Conventionally, we approximate a binomially-distributed variable $X\sim B(n, p)$ with the Poisson-distributed variable $Y\sim Po(np)$, with the mean of $X$ and $Y$ being identical.
However, we could also approximate $X$ with $Z\sim Po(np(1-p))$. While the mean of $X$ and $Z$ are different, the variances are identical.
That leads me to wonder if the "best" (perhaps under something like mean squared error) to approximate $X$ (with $n\gg 1$ and $p\ll \frac{1}{2}$) would be taking a Poisson distribution with $\lambda$ somewhere between $np(1-p)$ and $np$. So what would that optimal value $\lambda$ be?
I very much doubt that there's a closed-form solution for the optimal $\lambda$.
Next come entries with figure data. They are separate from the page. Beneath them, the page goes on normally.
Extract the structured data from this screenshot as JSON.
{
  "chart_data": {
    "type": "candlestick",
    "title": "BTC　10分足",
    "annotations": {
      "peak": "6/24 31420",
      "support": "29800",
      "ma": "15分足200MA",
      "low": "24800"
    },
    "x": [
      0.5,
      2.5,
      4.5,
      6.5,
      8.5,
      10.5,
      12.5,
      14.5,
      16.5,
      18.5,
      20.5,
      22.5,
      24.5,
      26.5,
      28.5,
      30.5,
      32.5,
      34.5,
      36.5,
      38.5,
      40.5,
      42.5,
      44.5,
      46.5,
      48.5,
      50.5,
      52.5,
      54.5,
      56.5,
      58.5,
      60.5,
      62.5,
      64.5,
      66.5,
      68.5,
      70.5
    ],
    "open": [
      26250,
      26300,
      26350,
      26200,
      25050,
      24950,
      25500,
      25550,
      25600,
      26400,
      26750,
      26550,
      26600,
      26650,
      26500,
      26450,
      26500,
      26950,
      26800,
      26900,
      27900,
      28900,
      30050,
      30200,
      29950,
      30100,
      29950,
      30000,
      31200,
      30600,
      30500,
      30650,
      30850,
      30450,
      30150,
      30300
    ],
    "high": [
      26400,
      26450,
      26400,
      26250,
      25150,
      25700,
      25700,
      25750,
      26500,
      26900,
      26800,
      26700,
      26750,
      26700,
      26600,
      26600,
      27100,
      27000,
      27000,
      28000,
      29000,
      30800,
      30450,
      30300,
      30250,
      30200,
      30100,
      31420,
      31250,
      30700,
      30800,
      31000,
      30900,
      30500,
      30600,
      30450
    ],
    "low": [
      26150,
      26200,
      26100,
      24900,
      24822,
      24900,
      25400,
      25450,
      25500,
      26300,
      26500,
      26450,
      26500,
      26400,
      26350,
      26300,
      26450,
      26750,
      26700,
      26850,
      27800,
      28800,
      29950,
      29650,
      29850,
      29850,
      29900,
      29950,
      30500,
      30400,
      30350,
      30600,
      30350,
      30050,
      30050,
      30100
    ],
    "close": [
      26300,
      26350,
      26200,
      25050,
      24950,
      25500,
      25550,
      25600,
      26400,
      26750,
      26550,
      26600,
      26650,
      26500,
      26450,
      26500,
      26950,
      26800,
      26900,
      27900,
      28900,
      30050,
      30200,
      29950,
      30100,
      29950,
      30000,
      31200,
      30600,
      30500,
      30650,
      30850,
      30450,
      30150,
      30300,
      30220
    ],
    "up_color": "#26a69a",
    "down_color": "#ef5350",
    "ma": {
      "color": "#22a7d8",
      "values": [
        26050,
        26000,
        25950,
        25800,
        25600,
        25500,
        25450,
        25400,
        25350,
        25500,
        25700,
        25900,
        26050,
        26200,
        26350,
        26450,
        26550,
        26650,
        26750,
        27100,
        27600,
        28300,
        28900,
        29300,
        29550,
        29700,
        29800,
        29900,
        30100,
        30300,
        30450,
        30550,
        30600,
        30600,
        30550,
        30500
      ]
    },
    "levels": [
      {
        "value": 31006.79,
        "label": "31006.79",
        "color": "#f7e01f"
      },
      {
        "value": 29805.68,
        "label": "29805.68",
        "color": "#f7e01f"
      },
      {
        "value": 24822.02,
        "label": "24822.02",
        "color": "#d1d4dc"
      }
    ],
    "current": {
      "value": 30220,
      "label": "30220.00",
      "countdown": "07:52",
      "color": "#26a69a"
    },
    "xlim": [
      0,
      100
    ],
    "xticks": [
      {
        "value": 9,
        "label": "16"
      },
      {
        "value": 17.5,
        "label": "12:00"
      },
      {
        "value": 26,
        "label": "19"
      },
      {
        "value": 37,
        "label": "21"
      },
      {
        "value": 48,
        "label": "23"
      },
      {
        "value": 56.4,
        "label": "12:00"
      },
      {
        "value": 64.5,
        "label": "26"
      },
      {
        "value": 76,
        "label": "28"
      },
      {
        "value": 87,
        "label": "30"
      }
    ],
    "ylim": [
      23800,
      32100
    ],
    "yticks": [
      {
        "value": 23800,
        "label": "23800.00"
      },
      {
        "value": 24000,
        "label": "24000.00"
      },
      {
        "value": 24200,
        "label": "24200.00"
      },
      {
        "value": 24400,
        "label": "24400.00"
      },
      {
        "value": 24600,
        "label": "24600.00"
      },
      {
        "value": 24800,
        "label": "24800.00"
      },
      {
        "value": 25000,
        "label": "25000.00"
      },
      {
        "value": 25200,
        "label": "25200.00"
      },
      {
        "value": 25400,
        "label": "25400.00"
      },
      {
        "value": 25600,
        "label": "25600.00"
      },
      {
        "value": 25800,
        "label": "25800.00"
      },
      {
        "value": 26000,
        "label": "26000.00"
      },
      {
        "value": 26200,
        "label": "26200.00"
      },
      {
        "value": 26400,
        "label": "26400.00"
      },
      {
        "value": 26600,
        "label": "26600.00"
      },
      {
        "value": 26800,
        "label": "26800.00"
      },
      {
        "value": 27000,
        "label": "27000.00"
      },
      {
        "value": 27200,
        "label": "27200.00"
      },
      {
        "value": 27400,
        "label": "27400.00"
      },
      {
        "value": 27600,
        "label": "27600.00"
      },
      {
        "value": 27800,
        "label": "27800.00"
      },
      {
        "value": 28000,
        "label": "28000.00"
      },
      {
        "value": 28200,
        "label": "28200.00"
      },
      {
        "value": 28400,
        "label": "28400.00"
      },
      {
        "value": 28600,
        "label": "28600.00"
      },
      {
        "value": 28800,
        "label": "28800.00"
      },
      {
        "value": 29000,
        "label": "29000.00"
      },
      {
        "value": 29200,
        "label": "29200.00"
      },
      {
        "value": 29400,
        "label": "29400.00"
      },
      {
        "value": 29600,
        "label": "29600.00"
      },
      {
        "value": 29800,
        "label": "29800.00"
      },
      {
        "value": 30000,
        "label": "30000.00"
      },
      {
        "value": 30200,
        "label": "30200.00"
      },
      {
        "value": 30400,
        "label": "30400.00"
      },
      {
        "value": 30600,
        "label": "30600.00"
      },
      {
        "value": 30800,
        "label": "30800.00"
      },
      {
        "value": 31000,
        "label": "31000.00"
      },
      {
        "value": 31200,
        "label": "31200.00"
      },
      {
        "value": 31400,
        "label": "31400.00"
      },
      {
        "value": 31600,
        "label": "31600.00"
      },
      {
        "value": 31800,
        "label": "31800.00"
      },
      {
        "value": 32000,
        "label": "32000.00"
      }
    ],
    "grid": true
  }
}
I tried an example: $n = 10$, $p = 1/10$. The objective is to minimize $$ g(\lambda) = \sum_{k=0}^\infty (\mathbb P(X = x) - \mathbb P(Y = x))^2$$ The optimal solution turns out to be the root of $$ 2 \,{\mathrm e}^{-2 \lambda} I_{1}\! \left(2 \lambda \right)-2 I_{0}\! \left(2 \lambda \right) {\mathrm e}^{-2 \lambda}+\frac{{\mathrm e}^{-\lambda} \left(\lambda^{10}+890 \lambda^{9}+319950 \lambda^{8}+60361200 \lambda^{7}+6503263200 \lambda^{6}+408316749120 \lambda^{5}+14624406014400 \lambda^{4}+279631499616000 \lambda^{3}+2473292401776000 \lambda^{2}+7029357352416000 \lambda -1405871470483200\right)}{18144000000000000} $$
which is approximately $1.042309798$, according to Maple. Note that this is greater than $np = 1$, while your $np(1-p) < 1$.